Active Automata Learning

May 20, 2018

Lecture Notes, Github,

This is a quick research of Active Automata Learning. At present, this repository has stopped maintenance.


PC-Malware-Sklearner

December 21, 2017

Artifact of SmartCom 2017, Github,

This is a learning based malware detection tool. As we know, malware is one of the most serious security threats on the Internet today. Unfortunately, the number of new malware samples has explosively increased: anti-malware vendors are now confronted with millions of potential malware samples per year. Consequently, many studies have been reported on using data mining and machine learning techniques to develop intelligent malware detection systems. Lots of works use different feature and different data set to train a classification model. Although they show a high percent of accuracy on their own test data, most of model become rapidly antiquated as malware continues to evolve.
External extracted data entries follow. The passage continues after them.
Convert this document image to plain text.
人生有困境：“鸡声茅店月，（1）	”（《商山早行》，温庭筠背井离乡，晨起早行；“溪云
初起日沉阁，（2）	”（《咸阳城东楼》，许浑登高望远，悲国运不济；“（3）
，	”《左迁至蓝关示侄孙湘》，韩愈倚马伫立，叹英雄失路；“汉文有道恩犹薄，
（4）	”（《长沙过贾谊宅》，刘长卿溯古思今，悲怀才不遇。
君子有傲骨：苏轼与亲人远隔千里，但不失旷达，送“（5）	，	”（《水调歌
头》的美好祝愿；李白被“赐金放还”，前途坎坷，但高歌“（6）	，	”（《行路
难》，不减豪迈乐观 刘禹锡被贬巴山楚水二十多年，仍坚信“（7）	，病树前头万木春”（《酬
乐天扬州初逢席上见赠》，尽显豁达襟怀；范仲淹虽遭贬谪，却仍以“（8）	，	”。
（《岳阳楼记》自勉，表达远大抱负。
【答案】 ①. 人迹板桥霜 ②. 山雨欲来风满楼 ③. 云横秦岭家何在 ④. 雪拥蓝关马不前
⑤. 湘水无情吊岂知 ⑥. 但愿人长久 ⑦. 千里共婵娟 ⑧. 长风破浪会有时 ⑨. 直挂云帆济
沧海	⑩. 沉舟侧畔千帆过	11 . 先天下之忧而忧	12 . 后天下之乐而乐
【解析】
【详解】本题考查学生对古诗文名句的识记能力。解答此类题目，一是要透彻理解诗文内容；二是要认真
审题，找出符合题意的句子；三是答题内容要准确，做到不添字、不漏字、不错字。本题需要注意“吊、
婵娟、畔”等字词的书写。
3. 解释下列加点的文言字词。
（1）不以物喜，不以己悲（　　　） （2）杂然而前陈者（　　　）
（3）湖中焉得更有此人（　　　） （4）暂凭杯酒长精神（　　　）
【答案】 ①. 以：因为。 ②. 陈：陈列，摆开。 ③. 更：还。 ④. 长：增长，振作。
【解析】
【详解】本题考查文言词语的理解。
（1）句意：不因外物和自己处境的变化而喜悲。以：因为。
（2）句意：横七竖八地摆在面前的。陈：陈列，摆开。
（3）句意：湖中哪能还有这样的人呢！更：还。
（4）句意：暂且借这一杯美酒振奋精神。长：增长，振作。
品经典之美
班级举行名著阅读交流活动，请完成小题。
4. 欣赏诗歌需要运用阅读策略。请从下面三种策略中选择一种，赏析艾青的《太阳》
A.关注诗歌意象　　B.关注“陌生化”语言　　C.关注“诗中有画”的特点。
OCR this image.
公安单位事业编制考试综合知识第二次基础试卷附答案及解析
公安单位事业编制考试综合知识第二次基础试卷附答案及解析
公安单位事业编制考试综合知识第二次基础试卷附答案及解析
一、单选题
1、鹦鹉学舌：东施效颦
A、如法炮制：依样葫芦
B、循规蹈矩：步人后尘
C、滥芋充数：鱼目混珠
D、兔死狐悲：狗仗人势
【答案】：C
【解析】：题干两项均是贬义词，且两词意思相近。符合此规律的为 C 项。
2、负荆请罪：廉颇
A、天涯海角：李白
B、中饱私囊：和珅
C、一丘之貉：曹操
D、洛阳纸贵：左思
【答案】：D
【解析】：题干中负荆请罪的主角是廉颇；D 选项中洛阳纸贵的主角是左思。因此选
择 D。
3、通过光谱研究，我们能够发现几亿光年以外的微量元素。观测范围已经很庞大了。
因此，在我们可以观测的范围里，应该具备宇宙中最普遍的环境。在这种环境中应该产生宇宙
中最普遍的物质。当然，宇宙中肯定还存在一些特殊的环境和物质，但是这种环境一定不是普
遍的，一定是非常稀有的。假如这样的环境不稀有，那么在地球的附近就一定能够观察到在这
When using the obfuscation techniques or polymorphism techniques, they can not work very well. In this work, we propose a effective malware detection approach using data-mining techniques based on opcode, data structure and the imported libraries. We also use different classifiers and conduct some experiments to evaluate our approach. In addition, we provide empirical validation that our method is capable of detecting new unknown malware, also fresh malware collected in 2017. In addition, we use obfuscation on malware to test our model.